Invalid html in BillStatus documents
Hello GovInfo!
We're seeing about 2% of the BILLSTATUS documents that we examine have faulty HTML in the <billSummaries> section. For example:
https://www.govinfo.gov/bulkdata/BILLSTATUS/117/s/BILLSTATUS-117s294.xml
The <billSummaries> section has unclosed <p> tags. Some of the <p> tags have corresponding </p> tag, but others do not. Any idea why this is? Can anything be done about it?
Thanks! -Evan
@evan-benoit - updated your comment to include code fencing around the tags.
I'm looking into this. If you can provide a few additional example IDs, that will help me to investigate. My initial thinking is that this is in the source data.
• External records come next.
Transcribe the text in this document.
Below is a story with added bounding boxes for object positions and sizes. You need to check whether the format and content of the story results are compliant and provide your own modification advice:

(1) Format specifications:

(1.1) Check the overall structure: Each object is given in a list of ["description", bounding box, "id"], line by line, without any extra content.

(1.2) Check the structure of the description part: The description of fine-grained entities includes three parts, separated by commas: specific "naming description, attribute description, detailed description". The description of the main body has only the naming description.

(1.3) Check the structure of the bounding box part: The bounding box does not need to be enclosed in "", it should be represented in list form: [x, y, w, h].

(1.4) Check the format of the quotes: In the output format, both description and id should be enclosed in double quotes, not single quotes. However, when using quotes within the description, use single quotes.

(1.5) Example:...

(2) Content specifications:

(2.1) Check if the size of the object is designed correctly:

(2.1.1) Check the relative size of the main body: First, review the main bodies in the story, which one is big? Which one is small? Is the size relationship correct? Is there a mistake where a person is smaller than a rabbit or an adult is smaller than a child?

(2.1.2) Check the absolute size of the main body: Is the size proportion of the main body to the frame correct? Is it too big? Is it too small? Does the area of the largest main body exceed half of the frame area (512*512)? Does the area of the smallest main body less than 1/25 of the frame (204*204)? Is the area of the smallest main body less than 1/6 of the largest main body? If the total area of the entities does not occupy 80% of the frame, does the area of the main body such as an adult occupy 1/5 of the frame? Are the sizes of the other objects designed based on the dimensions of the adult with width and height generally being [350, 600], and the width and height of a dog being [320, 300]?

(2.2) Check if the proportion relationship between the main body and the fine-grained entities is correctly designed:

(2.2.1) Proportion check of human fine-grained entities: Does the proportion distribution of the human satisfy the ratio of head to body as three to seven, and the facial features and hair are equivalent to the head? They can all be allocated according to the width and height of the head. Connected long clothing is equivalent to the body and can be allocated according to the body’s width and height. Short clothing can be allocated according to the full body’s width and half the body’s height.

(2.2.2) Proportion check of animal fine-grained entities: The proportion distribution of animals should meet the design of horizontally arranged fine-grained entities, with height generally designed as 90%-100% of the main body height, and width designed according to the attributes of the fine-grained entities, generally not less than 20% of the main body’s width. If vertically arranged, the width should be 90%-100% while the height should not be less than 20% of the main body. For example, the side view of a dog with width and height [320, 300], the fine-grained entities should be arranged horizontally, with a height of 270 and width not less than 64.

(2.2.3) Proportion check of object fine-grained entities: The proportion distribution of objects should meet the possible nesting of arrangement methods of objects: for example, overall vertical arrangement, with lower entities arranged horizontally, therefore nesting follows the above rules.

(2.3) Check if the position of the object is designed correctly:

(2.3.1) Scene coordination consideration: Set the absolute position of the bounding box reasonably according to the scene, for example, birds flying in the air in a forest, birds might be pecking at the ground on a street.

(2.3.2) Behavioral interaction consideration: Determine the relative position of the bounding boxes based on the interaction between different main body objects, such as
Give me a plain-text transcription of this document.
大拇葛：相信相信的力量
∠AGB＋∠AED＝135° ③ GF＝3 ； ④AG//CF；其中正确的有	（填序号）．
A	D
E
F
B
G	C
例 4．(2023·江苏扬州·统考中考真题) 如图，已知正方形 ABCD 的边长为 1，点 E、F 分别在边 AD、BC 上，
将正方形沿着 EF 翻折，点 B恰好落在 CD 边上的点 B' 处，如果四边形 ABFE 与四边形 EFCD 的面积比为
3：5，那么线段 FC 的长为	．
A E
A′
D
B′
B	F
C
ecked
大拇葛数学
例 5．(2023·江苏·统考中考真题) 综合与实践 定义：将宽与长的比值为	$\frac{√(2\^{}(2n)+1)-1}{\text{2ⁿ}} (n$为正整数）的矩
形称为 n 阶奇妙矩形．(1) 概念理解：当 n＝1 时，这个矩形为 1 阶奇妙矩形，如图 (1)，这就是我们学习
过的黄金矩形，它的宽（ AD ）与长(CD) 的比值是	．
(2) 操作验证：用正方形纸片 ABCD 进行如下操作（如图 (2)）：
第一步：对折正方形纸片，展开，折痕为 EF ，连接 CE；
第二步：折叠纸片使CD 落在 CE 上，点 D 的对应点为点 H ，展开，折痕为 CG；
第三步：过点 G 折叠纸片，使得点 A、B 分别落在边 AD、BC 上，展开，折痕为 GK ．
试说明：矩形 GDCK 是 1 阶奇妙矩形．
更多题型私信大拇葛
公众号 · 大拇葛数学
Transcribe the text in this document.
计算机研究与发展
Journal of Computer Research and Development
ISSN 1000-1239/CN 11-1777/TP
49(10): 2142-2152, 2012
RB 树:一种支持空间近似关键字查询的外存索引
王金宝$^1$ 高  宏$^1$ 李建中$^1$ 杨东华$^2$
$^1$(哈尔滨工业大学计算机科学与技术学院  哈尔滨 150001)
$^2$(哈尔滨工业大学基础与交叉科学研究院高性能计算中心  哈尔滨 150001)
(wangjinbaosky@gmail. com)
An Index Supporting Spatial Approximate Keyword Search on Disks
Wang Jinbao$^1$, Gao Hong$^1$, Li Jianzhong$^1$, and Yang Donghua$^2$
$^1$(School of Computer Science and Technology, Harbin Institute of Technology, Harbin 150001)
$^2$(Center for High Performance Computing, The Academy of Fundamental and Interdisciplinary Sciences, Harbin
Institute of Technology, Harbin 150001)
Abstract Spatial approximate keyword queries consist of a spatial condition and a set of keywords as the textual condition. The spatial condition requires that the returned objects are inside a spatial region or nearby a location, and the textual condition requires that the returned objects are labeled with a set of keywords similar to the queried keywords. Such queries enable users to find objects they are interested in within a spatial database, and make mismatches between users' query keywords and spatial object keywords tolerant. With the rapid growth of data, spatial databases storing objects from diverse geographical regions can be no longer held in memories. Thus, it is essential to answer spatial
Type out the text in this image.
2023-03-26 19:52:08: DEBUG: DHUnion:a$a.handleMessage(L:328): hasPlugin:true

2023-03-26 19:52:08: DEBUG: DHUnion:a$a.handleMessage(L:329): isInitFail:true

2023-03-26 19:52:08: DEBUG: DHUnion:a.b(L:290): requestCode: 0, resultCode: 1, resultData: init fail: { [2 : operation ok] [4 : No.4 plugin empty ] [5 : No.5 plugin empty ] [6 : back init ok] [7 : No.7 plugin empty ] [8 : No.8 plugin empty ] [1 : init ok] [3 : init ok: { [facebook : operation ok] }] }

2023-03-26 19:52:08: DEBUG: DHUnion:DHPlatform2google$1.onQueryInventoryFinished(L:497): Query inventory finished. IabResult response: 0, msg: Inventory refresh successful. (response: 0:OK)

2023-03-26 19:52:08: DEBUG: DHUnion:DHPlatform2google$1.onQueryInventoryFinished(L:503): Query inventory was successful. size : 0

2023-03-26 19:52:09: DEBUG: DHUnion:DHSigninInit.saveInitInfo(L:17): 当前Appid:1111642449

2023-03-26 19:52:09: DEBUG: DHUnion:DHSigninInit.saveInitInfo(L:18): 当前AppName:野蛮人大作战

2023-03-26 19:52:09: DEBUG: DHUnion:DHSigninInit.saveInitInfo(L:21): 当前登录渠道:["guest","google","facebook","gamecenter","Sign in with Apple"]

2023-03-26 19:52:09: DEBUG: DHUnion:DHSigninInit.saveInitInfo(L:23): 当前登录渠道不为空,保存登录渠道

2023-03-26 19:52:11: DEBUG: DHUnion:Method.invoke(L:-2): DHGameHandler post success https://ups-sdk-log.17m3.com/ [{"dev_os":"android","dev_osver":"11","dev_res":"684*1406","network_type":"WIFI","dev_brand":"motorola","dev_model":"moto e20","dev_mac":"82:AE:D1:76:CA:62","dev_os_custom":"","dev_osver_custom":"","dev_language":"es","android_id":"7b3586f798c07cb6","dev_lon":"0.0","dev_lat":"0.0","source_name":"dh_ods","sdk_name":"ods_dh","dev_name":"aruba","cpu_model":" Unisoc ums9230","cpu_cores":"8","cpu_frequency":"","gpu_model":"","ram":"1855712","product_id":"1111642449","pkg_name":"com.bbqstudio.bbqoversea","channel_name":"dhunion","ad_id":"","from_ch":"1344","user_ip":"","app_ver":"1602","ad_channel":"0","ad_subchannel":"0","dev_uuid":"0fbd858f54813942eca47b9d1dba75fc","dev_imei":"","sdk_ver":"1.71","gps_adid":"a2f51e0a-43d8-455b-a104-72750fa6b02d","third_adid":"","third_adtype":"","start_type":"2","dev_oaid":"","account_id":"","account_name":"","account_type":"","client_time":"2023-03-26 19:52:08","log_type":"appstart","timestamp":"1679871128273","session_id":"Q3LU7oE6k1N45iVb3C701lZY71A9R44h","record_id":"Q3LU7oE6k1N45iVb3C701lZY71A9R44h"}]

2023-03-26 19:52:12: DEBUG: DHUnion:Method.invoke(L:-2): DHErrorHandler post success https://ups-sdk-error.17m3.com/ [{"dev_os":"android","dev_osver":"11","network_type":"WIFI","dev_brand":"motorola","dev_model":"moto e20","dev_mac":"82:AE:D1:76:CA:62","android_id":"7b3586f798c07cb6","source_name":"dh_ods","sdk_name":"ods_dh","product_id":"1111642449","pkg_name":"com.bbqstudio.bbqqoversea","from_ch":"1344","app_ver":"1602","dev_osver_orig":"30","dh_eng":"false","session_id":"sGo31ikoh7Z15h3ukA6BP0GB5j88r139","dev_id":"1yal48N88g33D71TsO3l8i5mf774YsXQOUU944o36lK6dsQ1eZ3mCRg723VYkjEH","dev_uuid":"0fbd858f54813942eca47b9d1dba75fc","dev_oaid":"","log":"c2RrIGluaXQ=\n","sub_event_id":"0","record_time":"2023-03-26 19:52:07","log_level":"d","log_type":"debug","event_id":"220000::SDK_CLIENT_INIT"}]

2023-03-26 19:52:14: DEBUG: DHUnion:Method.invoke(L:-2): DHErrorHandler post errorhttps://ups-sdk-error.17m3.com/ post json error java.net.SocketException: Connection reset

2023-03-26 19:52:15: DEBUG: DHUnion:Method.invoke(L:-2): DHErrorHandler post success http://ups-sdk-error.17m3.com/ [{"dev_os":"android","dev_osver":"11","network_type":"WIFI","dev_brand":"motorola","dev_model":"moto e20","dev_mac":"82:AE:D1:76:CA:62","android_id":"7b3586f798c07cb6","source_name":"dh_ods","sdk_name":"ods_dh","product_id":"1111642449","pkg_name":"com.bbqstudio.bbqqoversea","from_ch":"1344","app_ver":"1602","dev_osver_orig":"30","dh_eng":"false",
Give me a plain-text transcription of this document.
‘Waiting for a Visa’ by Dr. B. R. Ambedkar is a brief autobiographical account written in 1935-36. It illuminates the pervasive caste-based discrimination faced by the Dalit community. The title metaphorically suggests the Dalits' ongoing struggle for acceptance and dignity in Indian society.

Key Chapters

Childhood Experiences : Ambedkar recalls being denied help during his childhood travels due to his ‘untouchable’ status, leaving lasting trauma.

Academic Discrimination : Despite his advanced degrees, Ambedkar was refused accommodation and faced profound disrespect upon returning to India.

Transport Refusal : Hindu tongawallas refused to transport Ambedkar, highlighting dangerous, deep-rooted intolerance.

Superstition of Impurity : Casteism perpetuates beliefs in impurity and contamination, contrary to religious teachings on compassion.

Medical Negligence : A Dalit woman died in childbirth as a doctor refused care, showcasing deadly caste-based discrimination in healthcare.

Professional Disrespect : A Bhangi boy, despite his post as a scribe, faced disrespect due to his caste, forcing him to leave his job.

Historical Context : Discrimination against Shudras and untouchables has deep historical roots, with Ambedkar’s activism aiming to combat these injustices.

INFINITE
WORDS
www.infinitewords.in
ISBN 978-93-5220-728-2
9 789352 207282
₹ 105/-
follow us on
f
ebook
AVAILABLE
Sure, here's a few other examples, all with unmatched <p> tags
- https://www.govinfo.gov/bulkdata/BILLSTATUS/117/hr/BILLSTATUS-117hr7.xml
- https://www.govinfo.gov/bulkdata/BILLSTATUS/117/hr/BILLSTATUS-117hr1037.xml
- https://www.govinfo.gov/bulkdata/BILLSTATUS/117/hr/BILLSTATUS-117hr78.xml
I'm finding this problem in about ~2% of the BILLSTATUS documents.
Thank you -- the team that helps supply this is aware of the issue and working to address it by replacing a legacy system. I don't know the exact timeline for this to be completed.
Thanks, I appreciate the speedy response!
As an update, this is still in work upstream of us. This is being tracked by the Library of Congress here: https://github.com/LibraryOfCongress/api.congress.gov/issues/2
I am closing the issue here because it will end up being resolved upstream and then we will update our BILLSTATUS and BILLSUM files.